Following the announcement at the BMS IAC press conference in 2008, progress has been made in enhancing the infrastructure for clinical research and clinical trials. Two Investigational Medicine Units (IMUs) have been established at the NUHS and the SingHealth Campuses to develop investigational medicine capabilities and support for early phase clinical trials, and the Singapore Clinical Research Institute (SCRI) was set up to develop the infrastructure, core support and scientific leadership of Singapore for clinical research with a focus on Phase 3 and 4 trials to strategically dovetail and complement the two IMUs. As of Sep 2009, the two IMUs are running 46 on-going clinical trials while SCRI is running 26 on-going trials.
In terms of economic outcomes, the manufacturing output for BMS was S$19 billion in 2008, up from S$6.3 billion in 2000. Employment has also more than doubled to about 12,500 jobs in 2008 from under 6,000 jobs in 2000. Today, over 100 global biomedical sciences companies have leveraged Singapore’s world-class manufacturing capabilities, excellent clinical and scientific infrastructure, connectivity to Asian markets and pro-business environment to carry out strategic business operations ranging from regional headquarters, to cutting-edge research and manufacturing.

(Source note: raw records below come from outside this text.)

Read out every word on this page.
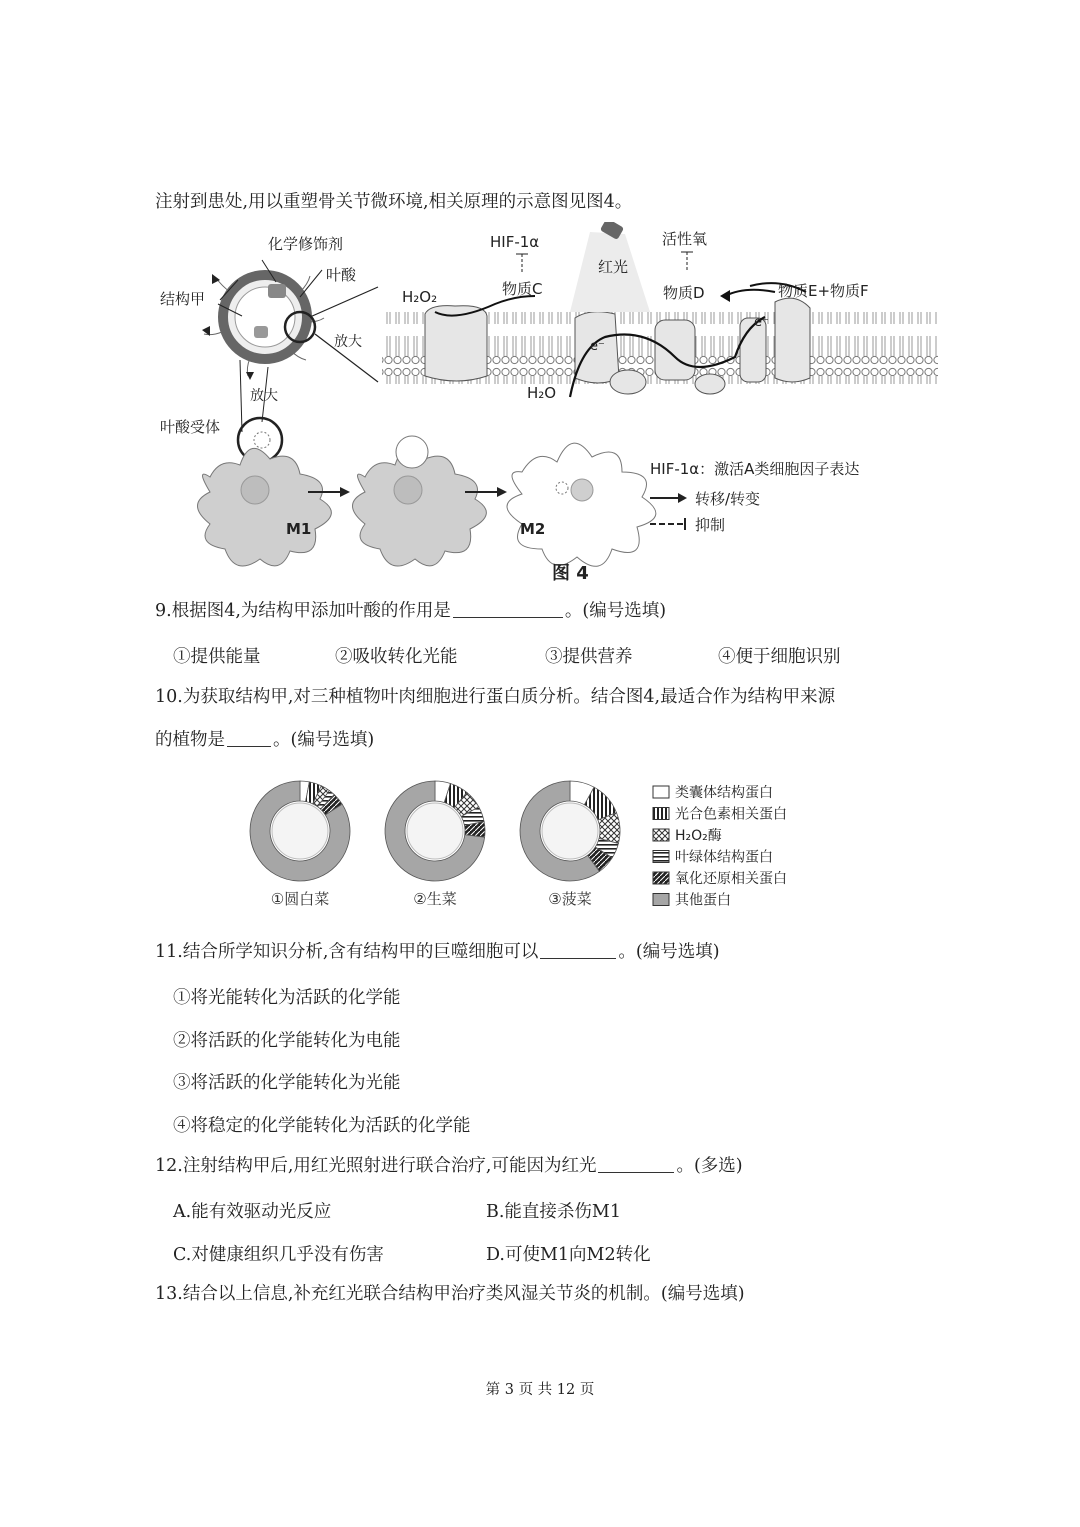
注射到患处,用以重塑骨关节微环境,相关原理的示意图见图4。
化学修饰剂
叶酸
结构甲
放大	e⁻
e⁻
HIF-1α
物质C
H₂O₂
H₂O
红光
活性氧
物质D	物质E+物质F
放大
叶酸受体
M1	M2
HIF-1α：激活A类细胞因子表达
转移/转变
抑制
图 4
9.根据图4,为结构甲添加叶酸的作用是	。(编号选填)
①提供能量	②吸收转化光能	③提供营养	④便于细胞识别
10.为获取结构甲,对三种植物叶肉细胞进行蛋白质分析。结合图4,最适合作为结构甲来源
的植物是	。(编号选填)
①圆白菜	②生菜	③菠菜
类囊体结构蛋白
光合色素相关蛋白
H₂O₂酶
叶绿体结构蛋白
氧化还原相关蛋白
其他蛋白
11.结合所学知识分析,含有结构甲的巨噬细胞可以	。(编号选填)
①将光能转化为活跃的化学能
②将活跃的化学能转化为电能
③将活跃的化学能转化为光能
④将稳定的化学能转化为活跃的化学能
12.注射结构甲后,用红光照射进行联合治疗,可能因为红光	。(多选)
A.能有效驱动光反应	B.能直接杀伤M1
C.对健康组织几乎没有伤害	D.可使M1向M2转化
13.结合以上信息,补充红光联合结构甲治疗类风湿关节炎的机制。(编号选填)
第 3 页 共 12 页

These include companies such as Abbott, Roche, GlaxoSmithKline, Merck, Novartis, Pfizer, Schering-Plough, Wyeth, Siemens and Becton-Dickson. In addition, Singapore also secured six major biologics investments over the last few years totaling about S$2.5 billion from Roche, Lonza, GlaxoSmithKline, Novartis and Baxter, which could potentially create about 1,300 new jobs. Building upon this success, A*STAR’s Singapore Stem Cell Consortium, BTI and EDB engaged Lonza in further discussions which culminated in the recent establishment of a Cell Therapy Manufacturing Facility in Singapore, the first one set up by Lonza outside the US and Europe. More information on the updates of the BMS effort is at Annex D.
Said Sir Richard Sykes, “I have been with the BMS IAC since its inception and I believe that Singapore’s commitment to research in the biomedical sciences is unique on the global stage. Firstly, because Singapore is able to take a long-term view – which is essential in order to build up a successful research enterprise – and secondly, because of Singapore’s highly pragmatic and sensible focus on investing in research areas and capabilities that will create economic value for the country as well as improve healthcare outcomes for patients.
Each year, the IAC has seen Singapore make great strides towards achieving these twin goals and there is clear and compelling evidence that the BMS industries are responding to these initiatives in a very positive way. In addition, the progress made in biomedical and clinical research, coupled with Singapore’s existing strengths in engineering, has now created an exciting opportunity for Singapore to increase its contributions in the area of medical technology, and this will consolidate Singapore’s position as an outstanding biomedical sciences and healthcare hub.”